Daraufhin sei er durch eine Nervenärztin psychiatrisch untersucht worden. Diese schilderte als Zeugin vor Gericht, dass sie bei dem einfach strukturierten Mann nichts Psychiatrisches festgestellt und der Patient lediglich auf seine Bauchschmerzen verwiesen habe. Im Ergebnis dessen wurde der Angeklagte hinzugezogen. Der Mann, der seit 1993 als Arzt praktiziert, versicherte dem Gericht, dass es während der 45-minütigen Behandlung „keinerlei Symptome für einen akuten Bauch gegeben“ habe. „Der Bauch war nicht hart und nicht druckempfindlich. Und die Frage, ob er noch Bauchschmerzen hat, hat der Patient verneint.“ Er habe bei dem Alkoholiker eine Ultraschalluntersuchung vorgenommen und ebenfalls nichts Auffälliges festgestellt. Den Rat, sich noch am selben Tag beim medizinischen Dienst der Justizvollzugsanstalt vorzustellen, habe der Gefangene erst gänzlich abgelehnt. Erst nach längerem Zureden habe er sich einverstanden erklärt, sich am folgenden Tag dort zu melden.

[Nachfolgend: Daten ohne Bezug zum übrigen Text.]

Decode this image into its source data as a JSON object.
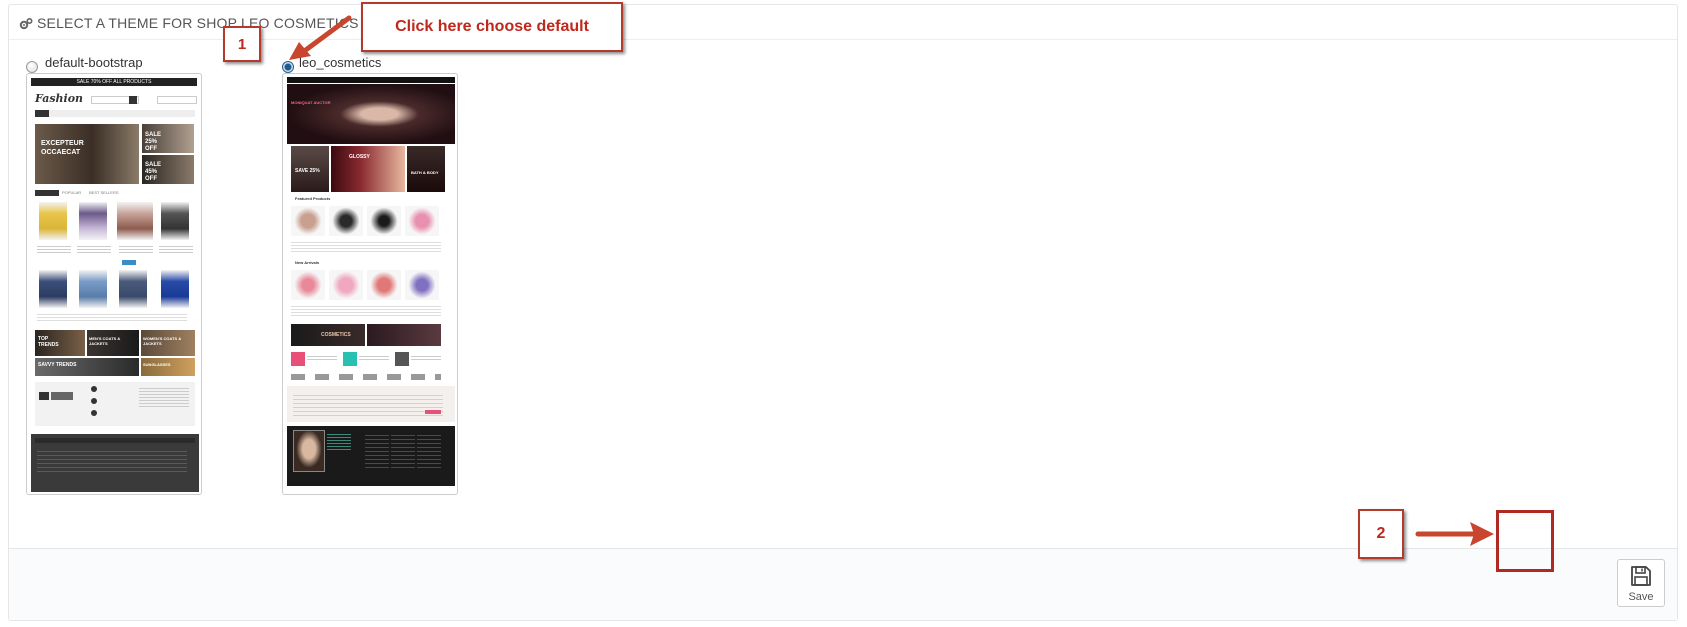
{
  "header": {
    "title": "SELECT A THEME FOR SHOP LEO COSMETICS",
    "icon": "cogs-icon"
  },
  "themes": [
    {
      "name": "default-bootstrap",
      "selected": false,
      "preview": {
        "promo": "SALE 70% OFF ALL PRODUCTS",
        "logo": "Fashion",
        "menu": [
          "WOMEN",
          "DRESSES",
          "T-SHIRTS",
          "BLOG"
        ],
        "hero": [
          "EXCEPTEUR",
          "OCCAECAT"
        ],
        "side_banners": [
          "SALE 25% OFF",
          "SALE 45% OFF"
        ],
        "tabs": [
          "POPULAR",
          "BEST SELLERS"
        ],
        "promo_banners": [
          "TOP TRENDS",
          "MEN'S COATS & JACKETS",
          "WOMEN'S COATS & JACKETS",
          "SAVVY TRENDS",
          "SUNGLASSES"
        ]
      }
    },
    {
      "name": "leo_cosmetics",
      "selected": true,
      "preview": {
        "hero": "MONIQUAT AUCTOR",
        "banners": [
          "SAVE 25%",
          "GLOSSY",
          "BATH & BODY"
        ],
        "sections": [
          "Featured Products",
          "New Arrivals"
        ],
        "promo_banner": "COSMETICS"
      }
    }
  ],
  "footer": {
    "save_label": "Save",
    "save_icon": "floppy-disk-icon"
  },
  "annotations": {
    "callout_main": "Click here choose default",
    "callout_step1": "1",
    "callout_step2": "2",
    "color": "#c0271d"
  }
}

Am 24. Oktober 2013 um 5.40 Uhr war der Kranke gestorben. Die Ursache war ein großes Loch in der Magenschleimhaut. Magensäure und Bakterien waren dadurch in den Bauchraum gelangt. Das habe zu einem septischen Schock – einer Blutvergiftung – geführt. Zwischen dem Magendurchbruch und dem Eintritt des Todes, so schätzte der Gutachter ein, hätten 48 bis 24 Stunden gelegen.

Diese Einschätzung veranlasste selbst die Staatsanwältin dazu, auf Freispruch zu plädieren. „Das klinische Bild war bei der Untersuchung durch den Angeklagten nicht eindeutig, eine Magenperforation für ihn nicht erkennbar, da der Verlauf atypisch war.“ Sie verwies zum Beispiel darauf, dass der Patient noch selbst gelaufen ist, als er dem Arzt vorgestellt worden war, was bei einem Magendurchbruch – der normalerweise mit unerträglichen Schmerzen einhergeht – nicht möglich ist. Die Staatsanwältin abschließend zum Angeklagten: „Ich klage nicht gerne Ärzte an, weil ich weiß, dass die meisten ihre Arbeit sehr verantwortungsvoll tun.“

Dem renommierten Strafverteidiger Professor Müller aus Halle blieb nur, sich dem Antrag der Gegenseite anzuschließen.

Richter Leopold sprach den Arzt frei. „Eine objektive Sorgfaltspflichtverletzung lag nicht vor. Diese hätte es nur gegeben, wenn beim Patienten Indizien auf einen Magendurchbruch hingedeutet hätten und der Arzt nicht reagiert hätte.“ Seinen Freispruch kommentierte Leopold zudem mit der Bemerkung, dass es genau zu dem Verhandlungsergebnis gekommen sei, das er voraus gesehen habe. Der Richter hatte ein Hauptverfahren abgelehnt, war allerdings durch die Beschwerdekammer des Landgerichts Stendal angehalten worden, den Prozess durchzuführen.